Yozgat Mutlu Son
Yozgat Mutlu Son
” dedi Turner omuzlarını silkerek. Miranda’nın gözlerine hüzün çöktü. “Ben de öyle, ” dedi yumuşak bir sesle. Yozgat Mutlu Son Turner karnında düğümlenen suçluluk duygusunu hissetmezlikten gelmeye çalıştı. Niçin suçluluk duyduğundan bile kararlı değildi ve aslına bakarsak her şey bir tuhaftı. Miranda’nın masumiyetini kullanmadığı için kabahatlu hissettirilmemeliydi. Yozgat Mutlu Son Söylemeyi düşünebildiği tek şeyi söyledi, “bir gün bunun için bana teşekkür edeceksin.”
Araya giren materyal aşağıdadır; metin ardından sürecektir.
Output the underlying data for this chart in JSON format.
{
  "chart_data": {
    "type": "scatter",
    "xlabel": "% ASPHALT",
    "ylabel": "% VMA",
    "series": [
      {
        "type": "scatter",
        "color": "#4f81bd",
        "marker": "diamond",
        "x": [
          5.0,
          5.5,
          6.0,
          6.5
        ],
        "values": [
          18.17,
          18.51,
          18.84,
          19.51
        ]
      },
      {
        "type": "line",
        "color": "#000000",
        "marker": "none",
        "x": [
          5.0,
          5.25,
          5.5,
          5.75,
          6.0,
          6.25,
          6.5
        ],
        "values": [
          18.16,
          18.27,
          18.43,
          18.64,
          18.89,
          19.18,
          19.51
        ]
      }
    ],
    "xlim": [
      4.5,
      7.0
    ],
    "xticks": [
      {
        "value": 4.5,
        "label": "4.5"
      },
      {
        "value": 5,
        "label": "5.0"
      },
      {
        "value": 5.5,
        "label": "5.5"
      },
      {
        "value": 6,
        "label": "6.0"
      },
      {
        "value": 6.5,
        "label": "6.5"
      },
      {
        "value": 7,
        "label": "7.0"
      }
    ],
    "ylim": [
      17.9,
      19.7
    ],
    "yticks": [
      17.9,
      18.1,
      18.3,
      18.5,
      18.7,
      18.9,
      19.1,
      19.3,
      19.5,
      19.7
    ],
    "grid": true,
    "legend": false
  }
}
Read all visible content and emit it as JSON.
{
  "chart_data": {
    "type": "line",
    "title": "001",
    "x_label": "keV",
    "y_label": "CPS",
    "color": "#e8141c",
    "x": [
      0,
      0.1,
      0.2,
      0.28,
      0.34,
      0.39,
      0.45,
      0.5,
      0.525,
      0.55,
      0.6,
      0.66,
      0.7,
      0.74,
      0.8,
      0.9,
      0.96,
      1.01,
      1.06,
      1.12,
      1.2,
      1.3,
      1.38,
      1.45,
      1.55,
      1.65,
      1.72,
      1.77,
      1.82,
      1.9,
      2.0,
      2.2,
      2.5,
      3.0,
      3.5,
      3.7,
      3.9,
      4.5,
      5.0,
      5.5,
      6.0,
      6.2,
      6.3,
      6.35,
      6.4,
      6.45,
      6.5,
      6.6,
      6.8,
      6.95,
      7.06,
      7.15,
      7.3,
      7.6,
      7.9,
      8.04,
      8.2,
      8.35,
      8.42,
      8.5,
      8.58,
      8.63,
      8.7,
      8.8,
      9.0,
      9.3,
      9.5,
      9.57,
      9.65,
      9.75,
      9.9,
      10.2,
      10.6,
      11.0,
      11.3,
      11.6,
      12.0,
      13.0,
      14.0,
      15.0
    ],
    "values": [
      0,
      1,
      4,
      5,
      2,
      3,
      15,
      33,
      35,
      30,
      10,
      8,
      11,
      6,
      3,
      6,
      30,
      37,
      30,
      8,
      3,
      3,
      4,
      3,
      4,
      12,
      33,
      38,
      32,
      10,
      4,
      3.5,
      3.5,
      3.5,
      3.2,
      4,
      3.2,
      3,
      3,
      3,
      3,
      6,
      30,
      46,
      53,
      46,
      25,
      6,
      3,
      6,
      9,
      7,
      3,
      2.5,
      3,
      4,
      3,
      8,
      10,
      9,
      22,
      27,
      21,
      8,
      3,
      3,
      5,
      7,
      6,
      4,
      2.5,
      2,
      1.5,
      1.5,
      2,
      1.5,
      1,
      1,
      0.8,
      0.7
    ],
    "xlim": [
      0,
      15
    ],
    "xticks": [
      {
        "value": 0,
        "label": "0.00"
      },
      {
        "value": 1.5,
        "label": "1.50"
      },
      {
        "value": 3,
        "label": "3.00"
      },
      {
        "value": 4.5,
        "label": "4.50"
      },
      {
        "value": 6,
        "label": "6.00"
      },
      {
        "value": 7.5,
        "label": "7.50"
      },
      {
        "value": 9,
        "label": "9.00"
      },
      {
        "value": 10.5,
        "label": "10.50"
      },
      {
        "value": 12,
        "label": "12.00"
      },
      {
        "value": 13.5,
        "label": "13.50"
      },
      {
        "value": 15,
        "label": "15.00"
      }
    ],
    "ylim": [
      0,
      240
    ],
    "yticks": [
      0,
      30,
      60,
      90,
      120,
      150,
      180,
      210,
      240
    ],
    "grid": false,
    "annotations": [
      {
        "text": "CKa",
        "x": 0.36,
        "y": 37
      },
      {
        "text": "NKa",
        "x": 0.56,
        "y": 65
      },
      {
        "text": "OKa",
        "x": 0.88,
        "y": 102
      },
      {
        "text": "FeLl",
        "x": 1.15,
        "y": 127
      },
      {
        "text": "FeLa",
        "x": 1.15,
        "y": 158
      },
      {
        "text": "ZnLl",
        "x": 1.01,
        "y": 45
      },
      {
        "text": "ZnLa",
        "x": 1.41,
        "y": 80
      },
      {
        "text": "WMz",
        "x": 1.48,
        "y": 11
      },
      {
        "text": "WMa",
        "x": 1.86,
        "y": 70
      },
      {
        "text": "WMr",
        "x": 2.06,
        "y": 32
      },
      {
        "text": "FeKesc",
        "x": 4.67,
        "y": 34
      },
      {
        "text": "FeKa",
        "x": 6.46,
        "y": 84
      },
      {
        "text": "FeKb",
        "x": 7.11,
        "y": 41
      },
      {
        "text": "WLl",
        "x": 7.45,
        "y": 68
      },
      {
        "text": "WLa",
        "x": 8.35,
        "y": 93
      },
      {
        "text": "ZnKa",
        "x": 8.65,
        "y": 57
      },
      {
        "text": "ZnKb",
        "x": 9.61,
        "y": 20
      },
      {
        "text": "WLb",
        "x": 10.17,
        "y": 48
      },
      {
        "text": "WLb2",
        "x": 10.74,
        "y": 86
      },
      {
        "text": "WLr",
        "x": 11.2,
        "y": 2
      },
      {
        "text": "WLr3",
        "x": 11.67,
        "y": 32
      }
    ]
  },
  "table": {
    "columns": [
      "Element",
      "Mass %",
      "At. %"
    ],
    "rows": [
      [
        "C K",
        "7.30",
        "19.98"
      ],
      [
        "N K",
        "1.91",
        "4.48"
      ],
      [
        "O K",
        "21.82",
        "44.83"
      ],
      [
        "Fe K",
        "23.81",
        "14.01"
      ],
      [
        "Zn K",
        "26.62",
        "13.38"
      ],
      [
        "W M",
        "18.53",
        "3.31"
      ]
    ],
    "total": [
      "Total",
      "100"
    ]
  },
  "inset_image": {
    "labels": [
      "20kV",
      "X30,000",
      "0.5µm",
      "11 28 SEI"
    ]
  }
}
Miranda hayretle ona baktı. “Annen benzer biçimde mevzuşuyorsun.” “Huysuzlaşıyorsun.” “Beni kabahatlayabilir misin? Bana çocukmuşum gibi davranıyorsun fakat benim bir hanım olduğumu çok iyi biliyorsun.” suçluluk duygusu düğümü dallanıp budaklanıyordu. “Kendi kararlarımı kendim verebilirim, ” dedi Miranda kendini savunarak. “Öyle olmadığı açıkça görülüyor.” Gözlerinde tehlikeli bir ışıltı ile Turner öne doğru eğildi. “Öyle olsaydı, geçen hafta elbiseni aşağıya doğru sıyırıp göğüslerini öpmeme izin vermezdin.
Yozgat Mutlu Son
” Miranda utancından kıpkırmızı oldu ve kabahatlama dolu titrek bir sesle, “Bunun benim kabahatum bulunduğunu anlatmaya çalışma, ” dedi. Turner gözlerini kapadı ve elleriyle saçını tarar benzer biçimde yaptı. Az önce çok aptalca bir şey söylediğinin farklıymıştı. “tabii ki senin hatan değil, Miranda. Lütfen bu söylediğimi unut.” Yozgat Mutlu Son “Tıpkı beni öptüğünü unutmamı istemen şeklinde.” Sesi duygudan yoksun gibi çıkmıştı. “Evet.” Turner ona baktı ve gözlerinde bir tür cansızlık gördü, onun yüzünde daha önce hiç görmediği bir şey. “Tanrım, Miranda öyle bakma.” “Bunu yapma, onu yap.” Miranda patladı. “Bunu unut, onu unutma. Karar ver Turner. Senin ne istediğini bilmiyorum. Senin bildiğini de sanmıyorum.”
“Senden dokuz yaş büyüğüm, ” dedi Turner berbat bir sesle. “Beni aşağılama.” “Özür dilerim, Yüce Hazretleri.” “bu şekilde yapma, Miranda, ” Miranda’nın asık ve acı olan suratı aniden yoğun bir duygu fırtınasıyla kaplandı. “Bana ne yapacağımı söylemekten vazgeç! Beni öpmeni istediğim hiç aklına geldi mi? Beni istemeni istediğim? Fakat sen istiyorsun, bunu biliyorsun. Beni istemediğine inandırabilecek kadar çocuk değilim ben.” Turner’ın tek yapabildiği öylece ona bakakalma oldu. Sonra fısıltı halinde, “Sen ne dediğini bilmiyorsun, ” dedi. “Evet, biliyorum!”
Miranda’nın gözleri parladı ve ellerini yumruk yapıp sallamaya başladı. Turner’ın korkunç önsezisi o anın geldiğini söylüyordu. Her şey bu ana bağlıydı, ikisinin de aslabir şey söylemesine gerek kalmadan bu anın sonunun iyi bitmeyeceğini hissetmişti.